|M.Sc Student||Shukrun Ilan|
|Subject||Predictive Model of Wildland Fire for Managing Rescue|
Resources in Changing Conditions
|Department||Department of Industrial Engineering and Management||Supervisor||Professor Shlomo Bekhor|
|Full Thesis text|
This study addresses the joint problem of finding (1) the best cutline(s) from a set of possible cutlines to which firefighting resources will be allocated and (2) the optimal allocation of firefighting resources to the chosen cutline(s). A cutline is defined as a physical separation of a moving fire from the fuel ahead of it with a line that has been cleared down to the earth.
The fire spread is modeled in a similar fashion to other studies in fire propagation, by modeling a stochastic process of a fire on a grid of spatial locations. The cutline is then modeled as a contour around the fire. The first problem to solve is to find the best position of the cutline, assuming that the fire spreads over time and the direction and rate of spread are known only stochastically. The second problem is to find the best allocation of the fire resources for this cutline. Few models in the literature consider the more general case of both fire propagation and resource allocation, and these models introduce simple restrictive assumptions to model the cutline over a plane.

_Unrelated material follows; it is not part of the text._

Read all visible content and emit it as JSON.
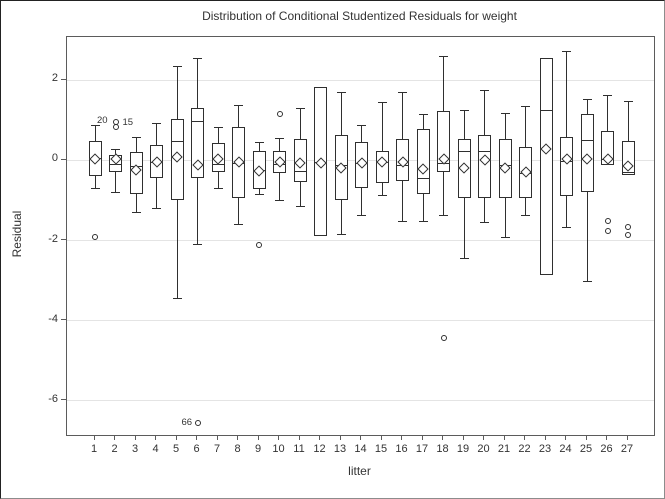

This thesis accounts for multiple fire sources and therefore the possibility of multiple cutlines. The complexity of the problem increases rapidly with the number of possible cutlines and resources. This problem is shown to be NP-hard, and the thesis develops a heuristic to overcome issues pertaining to an exponentially growing number of feasible solutions with increasing problem size. The heuristic can be used to solve large problem instances arising in the real-world.

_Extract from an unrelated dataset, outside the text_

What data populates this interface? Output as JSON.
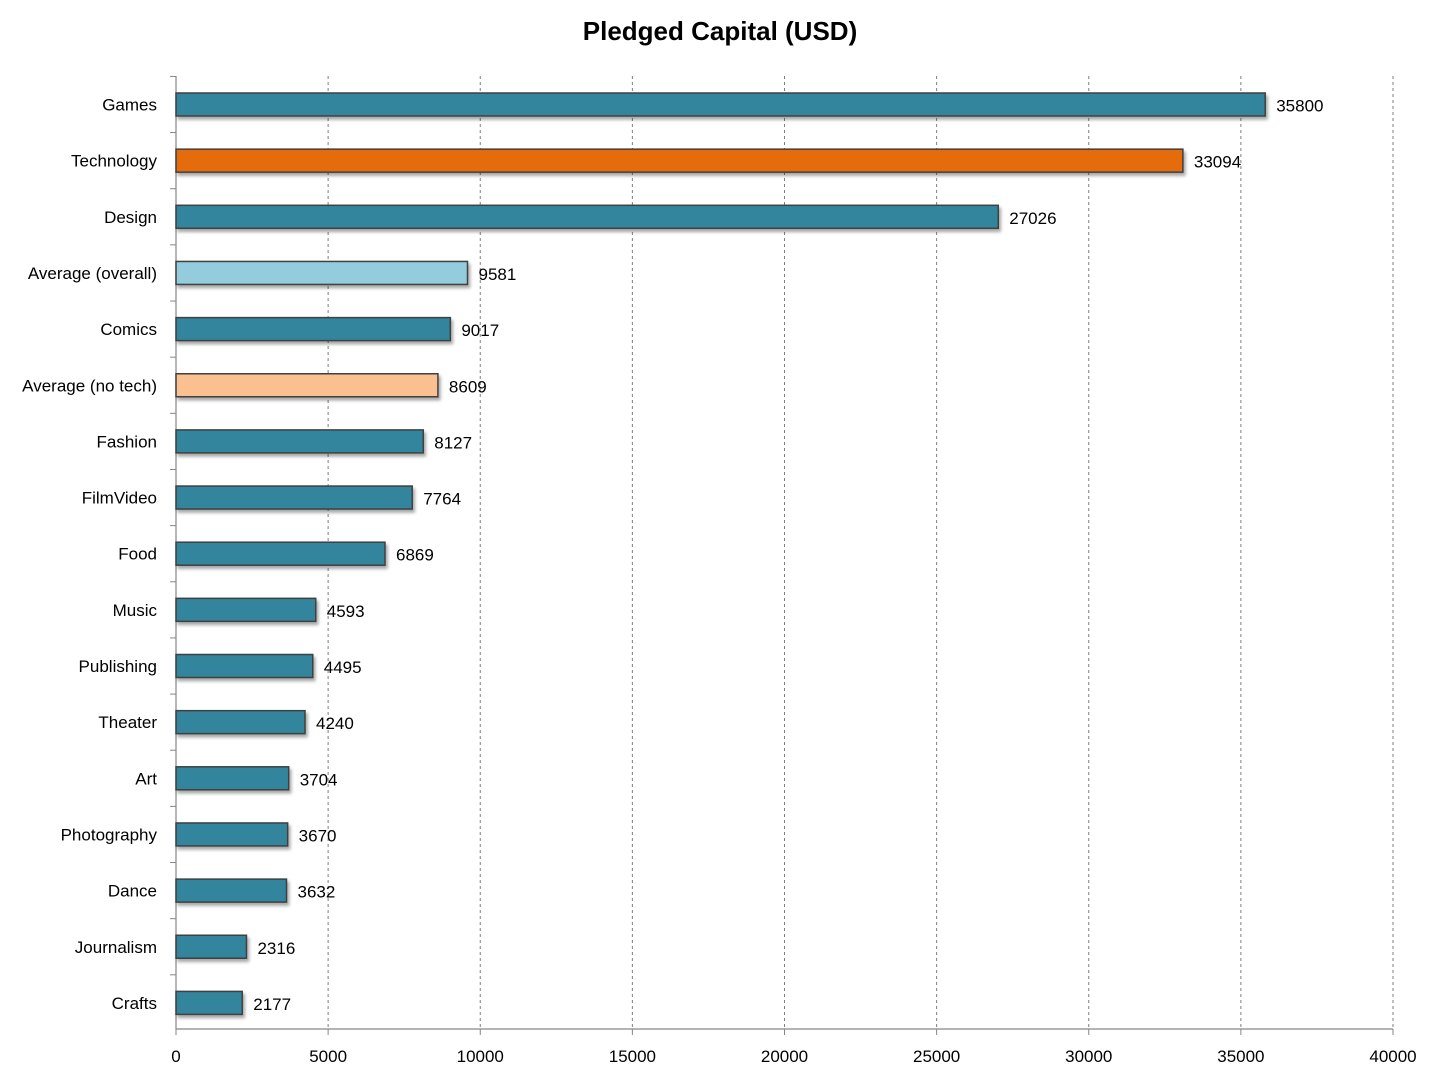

The heuristic is based on a two-step approach in which a tree is constructed that represents the feasible cutlines at a given time. In the first step, the resource allocation problem is solved for a given set of of feasible cutlines at a given point in time. This problem is a type of generalized assignment problem. The second step exploits the tree characterization that employs a reduced number of possible cutline combinations. Solutions are guaranteed to meet resource limitations.